Il semble y avoir une belle unanimité contre la torture. Mon propos discordant risque de choquer votre sens de la rectitude politique. Pourtant, je suis contre la peine de mort et tout ce qui ne respecte pas la vie et brime la liberté de l'homme et sa dignité. En principe et en pratique. Mais si l'exclusion sociétale de la torture est une valeur cardinale, elle n'est pas absolue.

Dans notre pays, même l'État ne peut tuer l'homme pour punir. Cependant, il reste permis à l'État de tuer en situation de guerre et au citoyen de le faire en légitime défense. Sans que cela contrevienne au code moral de notre société. La valeur du respect de la vie n'est donc pas absolue, si louable et nécessaire soit-elle. Il devrait en être de même pour la torture. Quelle hérésie!

La réalité se moque de la rectitude politique.
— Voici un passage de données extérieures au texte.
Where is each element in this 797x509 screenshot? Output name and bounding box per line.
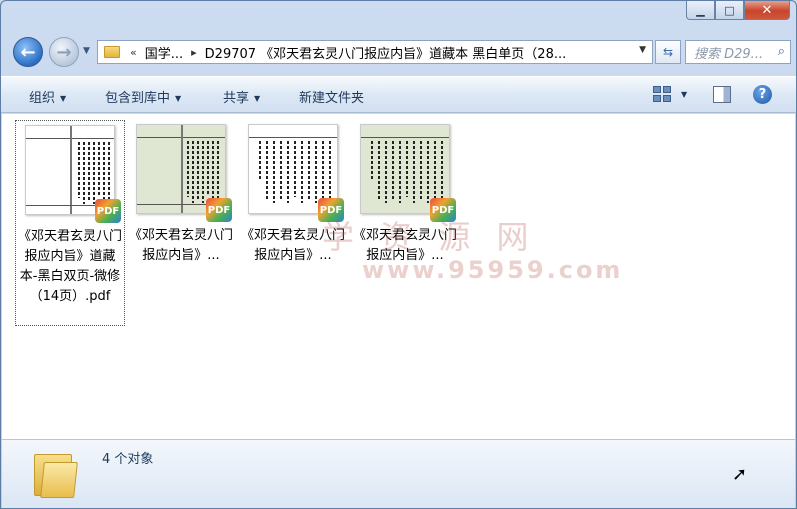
search-placeholder: 搜索 D29... [694,46,764,62]
recent-pages-dropdown-icon[interactable]: ▼ [83,46,90,56]
search-icon[interactable]: ⌕ [778,44,785,59]
file-item[interactable]: PDF 《邓天君玄灵八门报应内旨》... [238,120,348,266]
chevron-down-icon: ▼ [254,94,261,103]
view-options-dropdown-icon[interactable]: ▼ [681,90,687,99]
search-input[interactable]: 搜索 D29... ⌕ [685,40,791,64]
mouse-cursor-icon: ➚ [732,464,748,485]
folder-icon [32,448,78,498]
change-view-icon[interactable] [653,86,671,102]
share-button[interactable]: 共享 ▼ [223,87,260,106]
refresh-icon: ⇆ [662,45,674,59]
back-button[interactable]: ← [13,37,43,67]
watermark-url: www.95959.com [362,256,624,284]
file-thumbnail[interactable]: PDF [360,124,456,222]
folder-icon [104,46,120,58]
pdf-icon: PDF [206,198,232,222]
help-icon[interactable]: ? [753,85,772,104]
file-name[interactable]: 《邓天君玄灵八门报应内旨》... [238,226,348,266]
include-in-library-button[interactable]: 包含到库中 ▼ [105,87,181,106]
pdf-icon: PDF [318,198,344,222]
pdf-icon: PDF [430,198,456,222]
navigation-bar: ← → ▼ « 国学... ▸ D29707 《邓天君玄灵八门报应内旨》道藏本 … [1,34,796,70]
caption-buttons: ▁ □ ✕ [686,1,790,20]
details-pane: 4 个对象 ➚ [2,439,795,508]
title-bar: ▁ □ ✕ [1,1,796,31]
chevron-right-icon[interactable]: ▸ [187,46,201,59]
organize-button[interactable]: 组织 ▼ [29,87,66,106]
address-overflow[interactable]: « [126,46,141,59]
file-item[interactable]: PDF 《邓天君玄灵八门报应内旨》道藏本-黑白双页-微修（14页）.pdf [15,120,125,326]
file-thumbnail[interactable]: PDF [248,124,344,222]
command-bar: 组织 ▼ 包含到库中 ▼ 共享 ▼ 新建文件夹 ▼ ? [1,76,796,113]
new-folder-button[interactable]: 新建文件夹 [299,87,364,106]
file-item[interactable]: PDF 《邓天君玄灵八门报应内旨》... [350,120,460,266]
close-button[interactable]: ✕ [744,1,790,20]
item-count: 4 个对象 [102,452,154,467]
maximize-button[interactable]: □ [715,1,744,20]
file-thumbnail[interactable]: PDF [25,125,121,223]
forward-button[interactable]: → [49,37,79,67]
file-item[interactable]: PDF 《邓天君玄灵八门报应内旨》... [126,120,236,266]
file-list-pane[interactable]: PDF 《邓天君玄灵八门报应内旨》道藏本-黑白双页-微修（14页）.pdf PD… [2,114,795,439]
file-name[interactable]: 《邓天君玄灵八门报应内旨》道藏本-黑白双页-微修（14页）.pdf [16,227,124,307]
preview-pane-icon[interactable] [713,86,731,103]
organize-label: 组织 [29,91,56,106]
refresh-button[interactable]: ⇆ [655,40,681,64]
file-name[interactable]: 《邓天君玄灵八门报应内旨》... [126,226,236,266]
include-in-library-label: 包含到库中 [105,91,171,106]
pdf-icon: PDF [95,199,121,223]
address-segment-current[interactable]: D29707 《邓天君玄灵八门报应内旨》道藏本 黑白单页（28... [201,43,571,62]
address-bar[interactable]: « 国学... ▸ D29707 《邓天君玄灵八门报应内旨》道藏本 黑白单页（2… [97,40,653,64]
minimize-button[interactable]: ▁ [686,1,715,20]
chevron-down-icon: ▼ [60,94,67,103]
address-dropdown-icon[interactable]: ▼ [639,45,646,55]
explorer-window: ▁ □ ✕ ← → ▼ « 国学... ▸ D29707 《邓天君玄灵八门报应内… [0,0,797,509]
address-segment-parent[interactable]: 国学... [141,43,187,62]
share-label: 共享 [223,91,250,106]
file-thumbnail[interactable]: PDF [136,124,232,222]
chevron-down-icon: ▼ [175,94,182,103]
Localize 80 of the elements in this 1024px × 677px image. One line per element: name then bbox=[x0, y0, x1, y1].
Quelle mère n'engagerait pas le premier Jack Bauer venu pour forcer un des kidnappeurs de son enfant à lui faire avouer le lieu de détention et le délai de survie avant que la victime ne soit assassinée ou violée? Combien de pères ne céderaient pas leur place à un mercenaire et voudraient faire le job, si méprisable apparaît-il? Je ne sais si je le ferais, placé dans une telle situation. Probablement pas. Mais j'ai la conviction que ce ne devrait jamais être permis, toléré ou même envisagé socialement. L'intérêt public le commande; les règles sociétales ne peuvent souffrir exception au gré des sentiments, de la morale personnelle de chacun et des cas particuliers.

Par contre, la montée du terrorisme et les risques imminents que l'arme nucléaire tombe entre les mains de criminels, surtout depuis l'éclatement de l'URSS et la dispersion d'une quantité inimaginable d'armes, font que l'État responsable doive envisager la possibilité qu'une ville ou une région soit l'objet d'une menace mortelle imminente qui ne peut être contrée que par son identification et sa localisation sans égard aux moyens. En dernier ressort, dans ce cas, la torture ne peut être exclue d'emblée.

Incohérence, direz-vous. On ne joue pas avec les principes. Pas d'accord. Deux mises en situation radicalement et substantiellement différentes, plutôt. Ici, plus que l'intérêt public est en jeu. C'est l'intérêt supérieur de la nation, la santé et la sécurité de toute une population et, ultimement, la stabilité et l'existence même de l'État qui peuvent être en péril. L'État a alors l'obligation morale et devrait en conséquence avoir la possibilité juridique de procéder à la torture qui peut seule prévenir la catastrophe mortelle appréhendée.

Nous sommes en présence d'un cas patent de balance entre l'incontestable et totale désirabilité du bénéfice recherché (éviter la catastrophe) et l'ignominie du moyen requis pour l'atteindre.

Il me répugnerait de laisser au jugement des politiciens, encore plus des militaires, des services de sécurité nationaux ou autres CIA de prendre une telle décision. Au contraire, ce ne pourrait être que l'occasion de bavures plus graves que ce que nous avons connu.

Seule une structure de nature juridique absolument indépendante privilégiant l'efficacité et la rapidité décisionnelle (un ou trois juges spécialisés, opérant ex-parte, mais avec un contradicteur-ombudsman nommé par le Parlement) pourrait assurer, voire garantir que l'autorisation de torture soit justifiée par la gravité du risque, son imminence, sa nécessité de dernier ressort et surtout, la certitude que la personne visée détient réellement une information cruciale pour atteindre le bénéfice recherché.

Si on peut faire un compromis avec le respect du droit à la vie, on devrait pouvoir accepter un moindre mal, pour peu que le niveau d'intervention soit justifié, en regard de la nécessité moralement évaluée, dans un cadre crédible et socialement accepté, afin d'éliminer au maximum les risques que la morale personnelle du décideur intervienne.